Kadın, eşinden ayrılmak istiyor ise boşanma davası açma hakkına sahiptir. Evlilik içerisinde psikolojik, sosyal, cinsel, fiziksel ya da ekonomik şiddete maruz kalan kadın ya da eşini artık sevmeyen ve hayatını eşiyle devam ettirmek istemeyen kadın tüm bu sebeplere dayanarak boşanma davasını açabilir.
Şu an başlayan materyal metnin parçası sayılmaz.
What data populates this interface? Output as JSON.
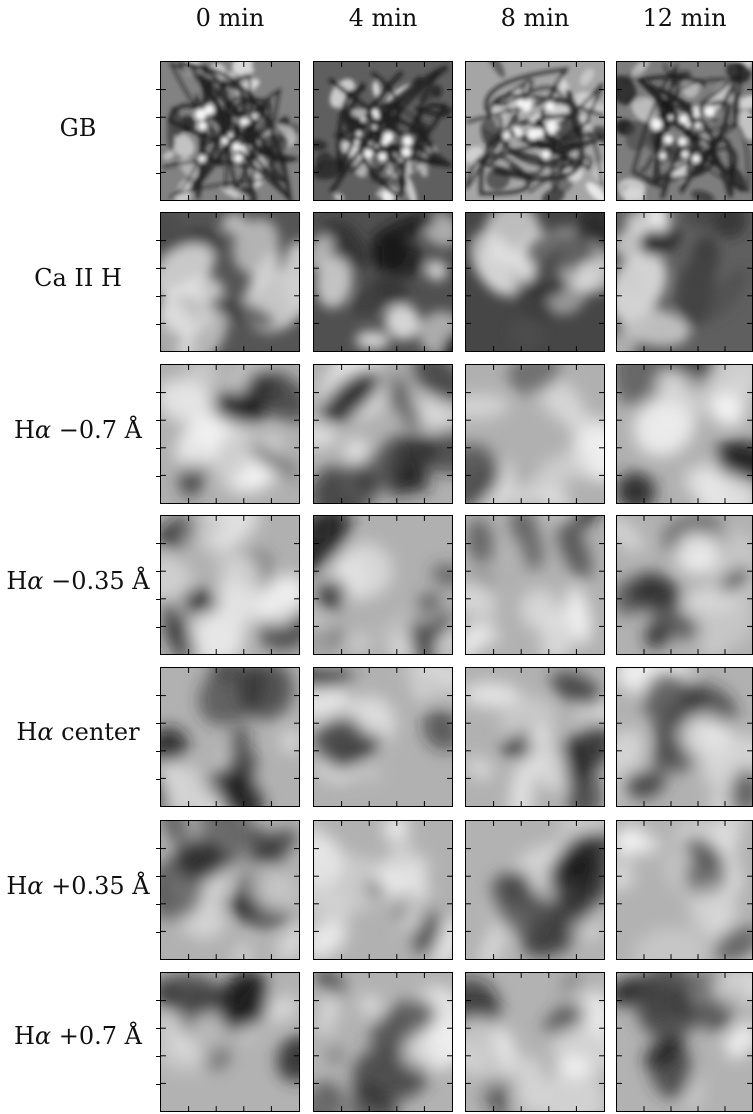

Kadının Ayrı Yaşama Hakkı:

Türk Medeni Kanunu’nun 197. Maddesinde “Eşlerden biri, ortak hayat sebebiyle kişiliği, ekonomik güvenliği veya ailenin huzuru ciddi biçimde tehlikeye düştüğü sürece ayrı yaşama hakkına sahiptir.” düzenlenmiştir. Eşi ile olan evliliği mutlu olmayan kadın, eşini terk etmesi halinde kusurlu bulunacağı korkusu yaşamaktadır. Ancak kanun maddesi açıktır; ailenin huzuru ciddi biçimde tehlikeye düşer ise eşlerden biri ayrı yaşama hakkına sahiptir.
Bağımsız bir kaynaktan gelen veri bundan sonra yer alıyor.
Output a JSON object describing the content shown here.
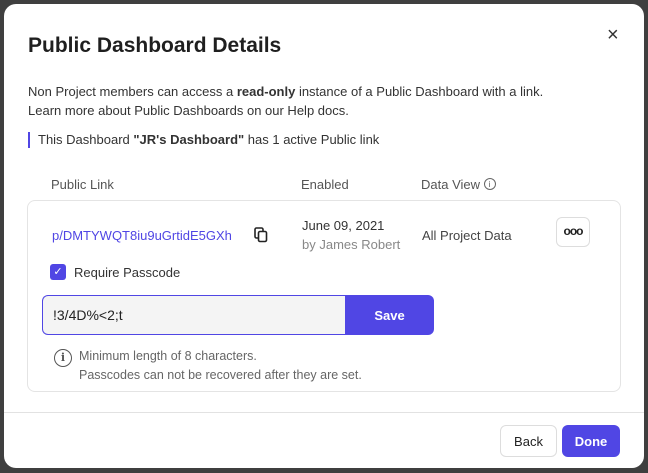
{
  "dialog": {
    "title": "Public Dashboard Details",
    "close_icon": "×"
  },
  "description": {
    "part1": "Non Project members can access a ",
    "bold": "read-only",
    "part2": " instance of a Public Dashboard with a link.",
    "line2": "Learn more about Public Dashboards on our Help docs."
  },
  "note": {
    "part1": "This Dashboard ",
    "bold": "\"JR's Dashboard\"",
    "part2": " has 1 active Public link"
  },
  "columns": {
    "link": "Public Link",
    "enabled": "Enabled",
    "data_view": "Data View"
  },
  "row": {
    "link": "p/DMTYWQT8iu9uGrtidE5GXh",
    "date": "June 09, 2021",
    "by": "by James Robert",
    "data_view": "All Project Data",
    "more": "ooo"
  },
  "passcode": {
    "checkbox_label": "Require Passcode",
    "checked": true,
    "value": "!3/4D%<2;t",
    "save": "Save",
    "hint1": "Minimum length of 8 characters.",
    "hint2": "Passcodes can not be recovered after they are set."
  },
  "footer": {
    "back": "Back",
    "done": "Done"
  },
  "colors": {
    "accent": "#5046e4"
  }
}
Boşanma Davasında Nafaka İsteme Hakkı:

Kadın eş, tarafların evlilik birliğinde daha az kusurlu veya kusursuz olması halinde eşinden dava devamında tedbir, dava sonunda kesinleşmesi üzerine yoksulluk nafakası talebinde bulunabilecektir. Yoksulluk nafakası, boşanma nedeniyle yoksulluğa düşecek olması ve boşanmaya neden olan olaylarda daha az kusurlu olması gerekmektedir. Evlilik süresince hiçbir işte çalışmayan, evde yemek-ütü-çamaşır-çocuk bakma gibi işleri üstlenen kadınlar boşanma sürecine girilmesi ile ekonomik özgürlüğü olmadığından maddi yönden zorlanmaktadır. Bu nedenle kadınlar dava devam ederken ve dava sonunda devam etmesi talebiyle nafaka ödenmesini isteme hakkı bulunmaktadır.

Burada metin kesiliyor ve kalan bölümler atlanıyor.